Scott and I looked at each other. Each child had been freed from their car seat
and we were ready to go join our community group in a picnic.
“Where’s the food?”
My shoulders went limp.
“We forgot it didn’t we?” He asked, knowing the answer.
I nodded. It was a
twenty minute drive back to our home, by the time we retrieved it our picnic
would be over. We decided just to join
our friends and decide on a course of action later. As we rolled up to our group of friends, we
unfurled our blanket and started confessing that we had indeed forgotten our
meal. The response to our complete
flagrant flakiness,
“Oh,” and a nod of the head.
I commented to one friend that everyone had been so gracious,
“I think we were all thinking it could’ve been us,” she
giggled hiding her mouth behind her hand.
That same friend came over to my house before a playground
playdate, I pointed to the car seat where my infant child was napping,
“Don’t let me forget that.” She just nodded. Could’ve been her.
I am amazed at what sleep deprivation has done to me. There are just pieces missing all over my
thought life. I can’t remember past
events, names, mostly I feel lucky if I leave the house clothed. I have a list on my whiteboard of what
everyone needs to leave the house. Extra
clothes, sippy cups, nursing covers, etc.
I almost wrote pants for me, just to make me smile.
I had hauled out the double breast pump that a friend had
lent me, it comes encased in a leather bag.
The motor is actually inside the satchel, the tubes and the wire to plug
it in all attach to the satchel. I set
it on the floor, flipped back the large leather flap and started assembling all
the tubes and wires. Scott looked over,
“That looks like something that Herr Doctor would use to
torture detainees,” he observed.
“Perhaps by applying suction to the nipples,” I suggest.
“Something like that.”
Sigh. A few minutes
later he looked over again and made a comment about the funny look on my
face. Well, it hurts. It’s not the most normal feeling ever.
·
* *
Some friends were gathered in a group. Talking about how our bodies had been changed
by childbearing. I complain about how
much I gain,
“Oh, but you’re all belly,” someone says, conciliatorily.
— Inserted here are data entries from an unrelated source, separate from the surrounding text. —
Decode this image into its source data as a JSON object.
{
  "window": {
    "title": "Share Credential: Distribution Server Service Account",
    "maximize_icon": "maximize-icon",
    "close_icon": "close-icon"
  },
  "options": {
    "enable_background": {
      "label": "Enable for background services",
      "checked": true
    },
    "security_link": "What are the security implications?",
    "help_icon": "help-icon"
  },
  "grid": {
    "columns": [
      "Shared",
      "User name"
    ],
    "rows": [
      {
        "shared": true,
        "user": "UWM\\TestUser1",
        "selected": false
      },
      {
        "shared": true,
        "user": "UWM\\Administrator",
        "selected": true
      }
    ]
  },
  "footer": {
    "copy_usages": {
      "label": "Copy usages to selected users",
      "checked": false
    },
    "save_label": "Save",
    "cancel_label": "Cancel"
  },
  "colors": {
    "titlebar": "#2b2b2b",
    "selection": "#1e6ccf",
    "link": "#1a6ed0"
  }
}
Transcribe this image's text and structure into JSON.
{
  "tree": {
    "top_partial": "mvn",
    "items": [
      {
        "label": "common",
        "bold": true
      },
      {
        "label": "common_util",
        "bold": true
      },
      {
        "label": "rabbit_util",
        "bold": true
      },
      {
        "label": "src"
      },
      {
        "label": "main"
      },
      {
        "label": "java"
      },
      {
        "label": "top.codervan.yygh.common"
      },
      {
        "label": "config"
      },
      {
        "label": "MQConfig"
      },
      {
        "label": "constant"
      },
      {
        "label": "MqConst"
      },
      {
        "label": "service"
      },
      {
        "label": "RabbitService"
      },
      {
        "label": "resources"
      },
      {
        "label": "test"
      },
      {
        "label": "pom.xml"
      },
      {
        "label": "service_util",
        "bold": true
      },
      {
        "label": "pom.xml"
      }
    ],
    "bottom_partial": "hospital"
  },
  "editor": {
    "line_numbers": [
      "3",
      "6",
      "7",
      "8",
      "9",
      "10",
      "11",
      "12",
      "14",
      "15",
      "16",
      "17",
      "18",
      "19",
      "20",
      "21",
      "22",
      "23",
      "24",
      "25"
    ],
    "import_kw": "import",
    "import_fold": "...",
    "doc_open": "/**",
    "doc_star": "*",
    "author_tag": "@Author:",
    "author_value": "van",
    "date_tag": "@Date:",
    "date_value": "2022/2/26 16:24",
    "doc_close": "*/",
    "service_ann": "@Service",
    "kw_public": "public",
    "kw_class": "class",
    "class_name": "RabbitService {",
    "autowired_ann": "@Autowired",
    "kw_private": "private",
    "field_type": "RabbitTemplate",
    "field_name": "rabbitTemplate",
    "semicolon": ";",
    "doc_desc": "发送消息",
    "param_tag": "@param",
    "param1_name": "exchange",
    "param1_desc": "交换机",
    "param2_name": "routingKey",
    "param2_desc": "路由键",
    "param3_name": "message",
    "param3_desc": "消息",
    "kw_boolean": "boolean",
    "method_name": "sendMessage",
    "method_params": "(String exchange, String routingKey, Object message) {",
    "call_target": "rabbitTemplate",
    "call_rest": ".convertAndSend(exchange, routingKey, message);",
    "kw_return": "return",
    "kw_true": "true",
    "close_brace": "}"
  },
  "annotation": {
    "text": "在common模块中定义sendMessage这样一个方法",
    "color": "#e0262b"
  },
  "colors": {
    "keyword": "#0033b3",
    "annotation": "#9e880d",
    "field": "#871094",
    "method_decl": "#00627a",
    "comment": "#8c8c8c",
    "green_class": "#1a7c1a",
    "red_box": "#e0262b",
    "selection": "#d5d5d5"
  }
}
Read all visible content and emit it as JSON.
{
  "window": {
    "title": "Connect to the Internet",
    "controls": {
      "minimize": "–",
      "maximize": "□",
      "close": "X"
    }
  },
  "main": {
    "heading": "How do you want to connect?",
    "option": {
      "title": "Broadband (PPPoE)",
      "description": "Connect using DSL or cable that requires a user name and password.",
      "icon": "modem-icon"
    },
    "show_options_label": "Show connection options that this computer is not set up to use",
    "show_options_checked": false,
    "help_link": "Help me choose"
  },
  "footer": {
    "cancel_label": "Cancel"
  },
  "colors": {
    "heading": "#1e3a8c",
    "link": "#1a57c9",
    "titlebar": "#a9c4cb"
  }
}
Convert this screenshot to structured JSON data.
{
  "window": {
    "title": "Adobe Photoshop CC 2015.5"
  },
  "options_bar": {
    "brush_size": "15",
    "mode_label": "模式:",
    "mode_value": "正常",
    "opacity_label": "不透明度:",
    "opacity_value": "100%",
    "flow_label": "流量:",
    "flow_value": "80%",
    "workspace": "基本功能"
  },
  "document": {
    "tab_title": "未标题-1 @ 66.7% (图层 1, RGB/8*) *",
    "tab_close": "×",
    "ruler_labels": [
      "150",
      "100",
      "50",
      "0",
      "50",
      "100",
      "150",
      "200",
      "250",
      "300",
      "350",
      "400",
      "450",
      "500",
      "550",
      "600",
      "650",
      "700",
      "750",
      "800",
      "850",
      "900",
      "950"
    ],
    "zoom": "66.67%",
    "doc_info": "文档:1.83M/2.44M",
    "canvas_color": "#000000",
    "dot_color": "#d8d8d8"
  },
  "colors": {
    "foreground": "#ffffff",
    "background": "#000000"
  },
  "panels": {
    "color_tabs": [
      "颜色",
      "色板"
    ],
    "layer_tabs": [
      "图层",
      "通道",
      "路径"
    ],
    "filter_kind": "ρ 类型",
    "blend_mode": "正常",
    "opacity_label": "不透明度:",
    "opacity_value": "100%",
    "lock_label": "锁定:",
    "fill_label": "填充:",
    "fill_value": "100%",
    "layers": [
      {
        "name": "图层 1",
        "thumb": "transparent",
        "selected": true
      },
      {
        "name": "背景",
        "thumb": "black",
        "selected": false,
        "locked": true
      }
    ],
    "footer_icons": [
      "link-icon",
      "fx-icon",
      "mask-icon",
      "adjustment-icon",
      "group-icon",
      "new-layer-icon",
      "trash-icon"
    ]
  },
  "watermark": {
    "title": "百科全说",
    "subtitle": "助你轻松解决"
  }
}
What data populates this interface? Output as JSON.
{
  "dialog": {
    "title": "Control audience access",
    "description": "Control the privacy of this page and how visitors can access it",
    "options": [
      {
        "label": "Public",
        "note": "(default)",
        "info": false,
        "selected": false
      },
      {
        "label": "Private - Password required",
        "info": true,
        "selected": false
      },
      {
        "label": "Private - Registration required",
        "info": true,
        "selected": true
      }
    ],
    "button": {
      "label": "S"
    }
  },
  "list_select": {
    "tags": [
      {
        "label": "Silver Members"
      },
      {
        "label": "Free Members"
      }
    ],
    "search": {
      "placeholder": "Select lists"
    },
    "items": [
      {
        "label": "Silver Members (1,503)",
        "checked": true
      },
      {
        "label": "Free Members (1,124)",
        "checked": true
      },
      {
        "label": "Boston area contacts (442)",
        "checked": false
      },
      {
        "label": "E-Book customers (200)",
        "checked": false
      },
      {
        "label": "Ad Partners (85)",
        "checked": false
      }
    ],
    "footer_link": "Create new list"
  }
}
“Now, don’t be nice, I know what size pants I was wearing. You know I caught my reflection at one point
and was surprised at how slim by bottom did look. I realized it was because nothing would look big under that belly!”
And here she is. 9.2
pounds at birth, and all smiles.
I wish I could say with a resounding shout that it’s all worth
it. But it’s hard to think about it in
those terms. It is what it is. The stretch marks, the loose skin, it’s just
what happens. Nobody wins the gravity
battle.
The things we go through for our children. Nobody makes it out of this unscathed. Everybody comes out a little stretchier, a
little looser, and a lot more tired.